A U.S. Supreme Court ruling that struck down racial gerrymandering will likely have a minimal impact on New Mexico, experts say.
New Mexico has had its share of lawsuits about alleged gerrymandering in its 2021 redistricting maps.
On June 8, the Supreme Court ruled that Alabama’s 2022 congressional redistricting plan violated the Voting Rights Act of 1965 because it illegally diluted the Black vote in Alabama.
While the ruling will have little effect on New Mexico, New Mexico has had its problems with redistricting in the past, according to Dede Feldman with Common Cause New Mexico.
“The Supreme Court case was one in which racial gerrymandering engaged in by the Alabama legislature was finally struck down,” Feldman said. “(The Alabama legislature) had packed a lot of black voters into one district in order to dilute their opportunity to elect a larger number of representatives. This kind of ‘packing’ and ‘cracking’ or dividing up geographically contiguous minority neighborhoods weakens their opportunity to elect minority representatives.”
Up until the 2000 redistricting cycle, which comes around every decade following the Census, New Mexico was under federal supervision due to racial block voting in the northwestern part of the state, which affected Native American voters and the southeastern part of the state, which affected Hispanic voters, Feldman said.
Following the 2020 redistricting process, the Citizen Redistricting Committee released a report on the makeup of the committee as well as the committee’s methodology.
“This (redistricting) cycle, New Mexico, through its redistricting commission, made a great effort to outreach to the tribes and Hispanic groups in order to allow the creation of districts where minorities have a good opportunity (if not a majority) to elect a representative like them. It’s the reverse of what Alabama was doing,” Feldman said.
New Mexico’s current legislative redistricting maps had high ratings from the Princeton University Gerrymandering Project.
The state senate map received an overall “A” grade and an “A” for partisan fairness; however, it got a “C”s for both competitiveness and geographic features. The state house map received an overall “B” grade with an “A” in partisan fairness, a “C” in competitiveness and an “F” in geographical features.
The “F” was due to the districts not being compact and having more county splits than is typical, which is the same assessment for the state senate map.
The partisan fairness grade is weighted heavier than the other two in the overall grade because it “is the most robust in detecting gerrymandering harms, so our final grade is heavily influenced by the partisan fairness grade with the other categories making grade adjustments,” according to the Project’s website. “Specifically, we start with partisan fairness grade as our base final report card grade. If geographic features is an ‘F’, we downgrade the final grade by one letter. We acknowledge that this is only one possible grading scheme that we have developed using the expertise at the Electoral Innovation Lab and have provided the individual grades and scores.”

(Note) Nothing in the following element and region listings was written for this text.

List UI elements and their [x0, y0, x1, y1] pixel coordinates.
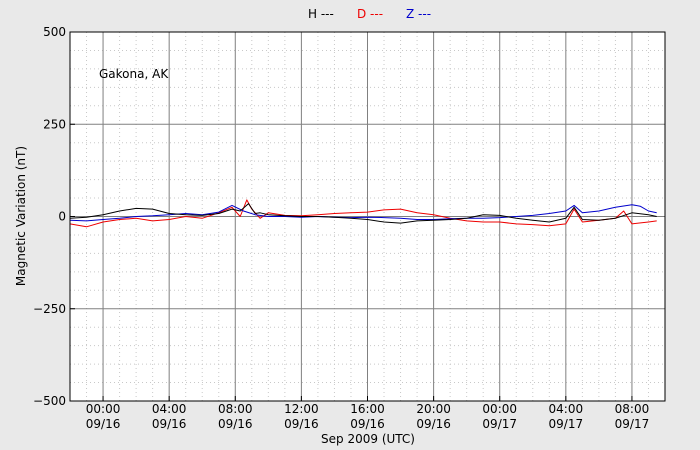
- x-tick-time-label: 04:00: [152, 402, 187, 416]
- x-tick-time-label: 12:00: [284, 402, 319, 416]
- x-tick-time-label: 20:00: [416, 402, 451, 416]
- y-tick-label: 0: [58, 210, 66, 224]
- series-line-h: [69, 203, 657, 224]
- station-label: Gakona, AK: [99, 67, 169, 81]
- series-line-d: [69, 199, 657, 228]
- y-tick-label: 250: [43, 117, 66, 131]
- x-tick-time-label: 08:00: [218, 402, 253, 416]
- x-tick-date-label: 09/16: [350, 417, 385, 431]
- y-tick-label: −250: [33, 302, 66, 316]
- series-layer: [69, 199, 657, 228]
- x-tick-date-label: 09/16: [416, 417, 451, 431]
- y-axis-label: Magnetic Variation (nT): [14, 146, 28, 286]
- x-tick-date-label: 09/17: [549, 417, 584, 431]
- legend-entry-d: D ---: [357, 7, 383, 21]
- x-tick-time-label: 16:00: [350, 402, 385, 416]
- legend-entry-h: H ---: [308, 7, 334, 21]
- x-tick-time-label: 00:00: [482, 402, 517, 416]
- x-tick-date-label: 09/16: [284, 417, 319, 431]
- x-axis-label: Sep 2009 (UTC): [321, 432, 415, 446]
- x-tick-date-label: 09/16: [218, 417, 253, 431]
- x-tick-time-label: 08:00: [615, 402, 650, 416]
- y-tick-label: −500: [33, 394, 66, 408]
- legend: H --- D --- Z ---: [308, 7, 431, 21]
- legend-entry-z: Z ---: [406, 7, 431, 21]
- x-tick-date-label: 09/16: [86, 417, 121, 431]
- x-tick-time-label: 04:00: [549, 402, 584, 416]
- major-grid: [70, 32, 665, 401]
- y-axis: 500 250 0 −250 −500: [33, 25, 75, 408]
- x-tick-time-label: 00:00: [86, 402, 121, 416]
- x-tick-date-label: 09/17: [482, 417, 517, 431]
- y-tick-label: 500: [43, 25, 66, 39]
- x-axis: 00:0009/1604:0009/1608:0009/1612:0009/16…: [86, 396, 649, 431]
- x-tick-date-label: 09/16: [152, 417, 187, 431]
- x-tick-date-label: 09/17: [615, 417, 650, 431]
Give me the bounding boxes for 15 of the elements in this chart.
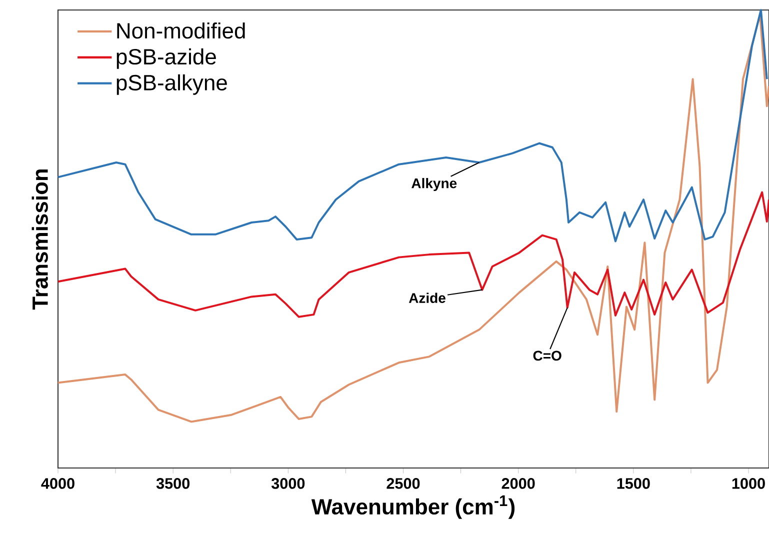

The federal Voting Rights Act’s second clause states that “No voting qualification or prerequisite to voting, or standard, practice, or procedure shall be imposed or applied by any State or political subdivision to deny or abridge the right of any citizen of the United States to vote on account of race or color.” It was enacted as a means to enforce the 15th Amendment, which gave Black men the right to vote in 1870. Women gained the right to vote in 1920.
U.S. Supreme Court Chief Justice John Roberts—who was appointed to the Court in 2003 under President George W. Bush—issued the ruling which was approved on a 5-to-4 margin.
The Brennan Center for Justice at New York University Law School released an analysis of the ruling on June 9 entitled “A Rare Win for Voting Rights at the Supreme Court” which details what the ruling means for voters and for the Voting Rights Act. Redistricting expert Michael Li wrote the analysis.
“The decision is an important, if qualified, win for voting rights advocates. If the high court had done what Alabama and conservative groups had asked — and what the dissenting justices wanted — it would have radically rewritten or even eliminated one of the few remaining protections of the Voting Rights Act,” the analysis states. “At the heart of the case, Allen v. Milligan, was the question of whether the congressional map adopted by lawmakers illegally diluted Black political power when it divided communities in Alabama’s mostly rural and heavily impoverished Black Belt region among five different districts.”